EM Williams is a non-binary actor and darted around the huge hall with grace and athleticism, strongly recalling Shakespeare’s Puck in A Midsummer Night’s Dream, its flittering echoes evoked in Mendelssohn’s incidental music to the play. But her voice comes out forced and contrived. If only Sian Ní Mhuirí (scriptwriter and devisor) and Alice Purser (casting director) had had the good sense with Them to avoid such weaknesses and come in strongly for the non-binary strengths, They would have scored a significant success.

Family Prom featuring the Kanneh-Mason family (c) Chris Christodoulou

By far the best known of the Kanneh-Mason family is Sheku (winner of BBC Young Musician of the Year and soloist at Prince Harry and Meghan Markle’s wedding) who must be applauded for making the bold choice to play The Swan in pianissimo. His two sisters (Jeneba and Konya) provided the beautiful ripples on the two pianos for the swan to ride. However, it didn’t quite work. Evidently no one had told Sheku what every singer and actor must know: to deliver quietly you must double or even quadruple your projection. There were moments when his sound just disappeared, and I was not on the back row of the circle. This mishap only applies to those in the hall. The BBC’s sound engineers will have put it right for radio and television.

Speaking of staying forever, I should say that Alan Yentob has made a delightful documentary, on the inordinately talented Kanneh-Mason family (augmented for this Prom), filmed when he spent some with them in lockdown for his Imagine BBC series.

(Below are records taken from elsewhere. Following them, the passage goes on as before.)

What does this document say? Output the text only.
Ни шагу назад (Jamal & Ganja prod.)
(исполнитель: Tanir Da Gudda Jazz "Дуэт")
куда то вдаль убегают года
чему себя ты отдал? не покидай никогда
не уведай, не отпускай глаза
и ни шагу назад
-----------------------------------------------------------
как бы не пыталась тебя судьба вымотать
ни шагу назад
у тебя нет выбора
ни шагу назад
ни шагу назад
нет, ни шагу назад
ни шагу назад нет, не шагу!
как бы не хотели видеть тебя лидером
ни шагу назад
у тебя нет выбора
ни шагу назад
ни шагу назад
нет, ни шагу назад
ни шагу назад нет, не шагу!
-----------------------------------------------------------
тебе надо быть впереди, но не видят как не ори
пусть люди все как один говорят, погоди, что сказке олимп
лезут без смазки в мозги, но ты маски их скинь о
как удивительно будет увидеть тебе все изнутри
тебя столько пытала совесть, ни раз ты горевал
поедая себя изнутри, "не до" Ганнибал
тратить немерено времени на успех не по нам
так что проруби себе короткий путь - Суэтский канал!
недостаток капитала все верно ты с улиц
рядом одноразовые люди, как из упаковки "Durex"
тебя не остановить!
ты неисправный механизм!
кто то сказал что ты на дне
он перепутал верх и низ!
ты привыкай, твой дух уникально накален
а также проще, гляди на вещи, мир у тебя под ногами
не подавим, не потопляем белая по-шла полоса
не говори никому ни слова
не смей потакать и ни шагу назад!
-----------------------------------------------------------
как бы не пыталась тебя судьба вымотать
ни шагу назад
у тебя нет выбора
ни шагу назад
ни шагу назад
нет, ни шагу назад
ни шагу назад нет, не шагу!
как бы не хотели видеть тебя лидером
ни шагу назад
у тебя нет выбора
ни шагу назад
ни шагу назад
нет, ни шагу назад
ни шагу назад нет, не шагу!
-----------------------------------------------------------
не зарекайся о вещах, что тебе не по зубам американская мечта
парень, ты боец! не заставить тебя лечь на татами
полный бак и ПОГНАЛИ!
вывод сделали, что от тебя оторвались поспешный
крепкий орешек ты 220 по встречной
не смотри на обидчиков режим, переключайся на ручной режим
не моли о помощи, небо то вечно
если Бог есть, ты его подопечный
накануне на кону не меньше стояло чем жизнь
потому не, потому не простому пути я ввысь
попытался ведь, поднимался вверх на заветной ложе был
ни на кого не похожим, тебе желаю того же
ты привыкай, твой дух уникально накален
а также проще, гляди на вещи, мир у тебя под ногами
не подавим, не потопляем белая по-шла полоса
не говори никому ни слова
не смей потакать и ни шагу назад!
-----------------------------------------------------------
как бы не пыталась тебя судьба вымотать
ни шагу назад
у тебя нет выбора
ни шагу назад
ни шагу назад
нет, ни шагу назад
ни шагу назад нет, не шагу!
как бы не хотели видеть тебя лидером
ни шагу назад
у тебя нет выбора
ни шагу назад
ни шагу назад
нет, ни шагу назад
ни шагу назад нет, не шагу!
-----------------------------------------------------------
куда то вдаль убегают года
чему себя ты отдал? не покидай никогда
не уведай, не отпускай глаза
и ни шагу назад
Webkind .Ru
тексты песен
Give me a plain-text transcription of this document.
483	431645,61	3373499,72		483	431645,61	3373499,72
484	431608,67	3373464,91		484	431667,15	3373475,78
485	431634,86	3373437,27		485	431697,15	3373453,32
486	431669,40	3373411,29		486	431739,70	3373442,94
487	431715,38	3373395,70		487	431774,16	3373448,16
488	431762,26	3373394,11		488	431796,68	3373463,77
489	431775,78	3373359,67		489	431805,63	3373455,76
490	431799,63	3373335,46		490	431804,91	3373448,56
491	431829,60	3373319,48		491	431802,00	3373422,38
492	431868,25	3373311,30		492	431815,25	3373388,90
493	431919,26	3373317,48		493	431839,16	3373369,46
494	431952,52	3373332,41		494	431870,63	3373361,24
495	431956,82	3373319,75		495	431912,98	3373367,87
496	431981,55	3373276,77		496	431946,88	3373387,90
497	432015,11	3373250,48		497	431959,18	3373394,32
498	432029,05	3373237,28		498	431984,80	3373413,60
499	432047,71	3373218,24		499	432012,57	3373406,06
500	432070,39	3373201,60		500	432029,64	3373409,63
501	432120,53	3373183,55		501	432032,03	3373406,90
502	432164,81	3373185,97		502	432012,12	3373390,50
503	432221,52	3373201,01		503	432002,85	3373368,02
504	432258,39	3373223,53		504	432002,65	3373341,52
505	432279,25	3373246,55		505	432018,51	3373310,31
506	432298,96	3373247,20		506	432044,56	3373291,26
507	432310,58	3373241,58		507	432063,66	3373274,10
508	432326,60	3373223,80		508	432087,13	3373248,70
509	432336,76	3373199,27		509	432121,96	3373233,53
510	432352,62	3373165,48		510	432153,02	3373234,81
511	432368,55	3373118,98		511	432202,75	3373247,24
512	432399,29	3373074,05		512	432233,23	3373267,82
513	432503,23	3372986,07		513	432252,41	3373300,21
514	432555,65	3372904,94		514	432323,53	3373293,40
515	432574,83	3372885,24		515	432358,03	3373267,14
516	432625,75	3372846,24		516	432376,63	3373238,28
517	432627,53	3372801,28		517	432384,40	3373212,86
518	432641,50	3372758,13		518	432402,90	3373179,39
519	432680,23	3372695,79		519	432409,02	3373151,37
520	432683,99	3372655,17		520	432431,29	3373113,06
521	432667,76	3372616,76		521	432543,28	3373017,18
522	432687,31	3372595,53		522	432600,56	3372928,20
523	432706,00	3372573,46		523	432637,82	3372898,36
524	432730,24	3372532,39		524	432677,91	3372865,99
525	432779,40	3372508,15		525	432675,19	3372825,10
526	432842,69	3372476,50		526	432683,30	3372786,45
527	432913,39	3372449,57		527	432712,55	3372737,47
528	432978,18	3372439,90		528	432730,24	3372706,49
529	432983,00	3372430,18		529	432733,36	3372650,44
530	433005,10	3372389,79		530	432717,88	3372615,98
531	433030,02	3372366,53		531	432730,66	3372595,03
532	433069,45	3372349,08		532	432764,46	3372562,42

This House is Full of Music is currently back on BBC iPlayer and still available for a few weeks.

Non-binary Williams also has an important part to play in the twenty-minute curtain-raiser with the same strengths and weaknesses as Carnival. Revel is in four movements, as composer Daniel Kidane (born 1986) explains in a programme note.  So, in this BBC world premiere Williams was joined by Lemn Sissay whose lush, velvety baritone voice read a poem (his own?) ahead of each of the four movements: Dawn, Journey, Revel and Home. Both men have lived in Manchester where in the summer, in Alexandra Park, Moss Side, a Caribbean Carnival takes place with colourful costumes. In Journey I heard distinct echoes of Arthur Benjamin’s Jamaican Rumba – fun in the four hands at one keyboard version, which is a joy to play and hear. Altogether a truly colourful Caribbean Carnival.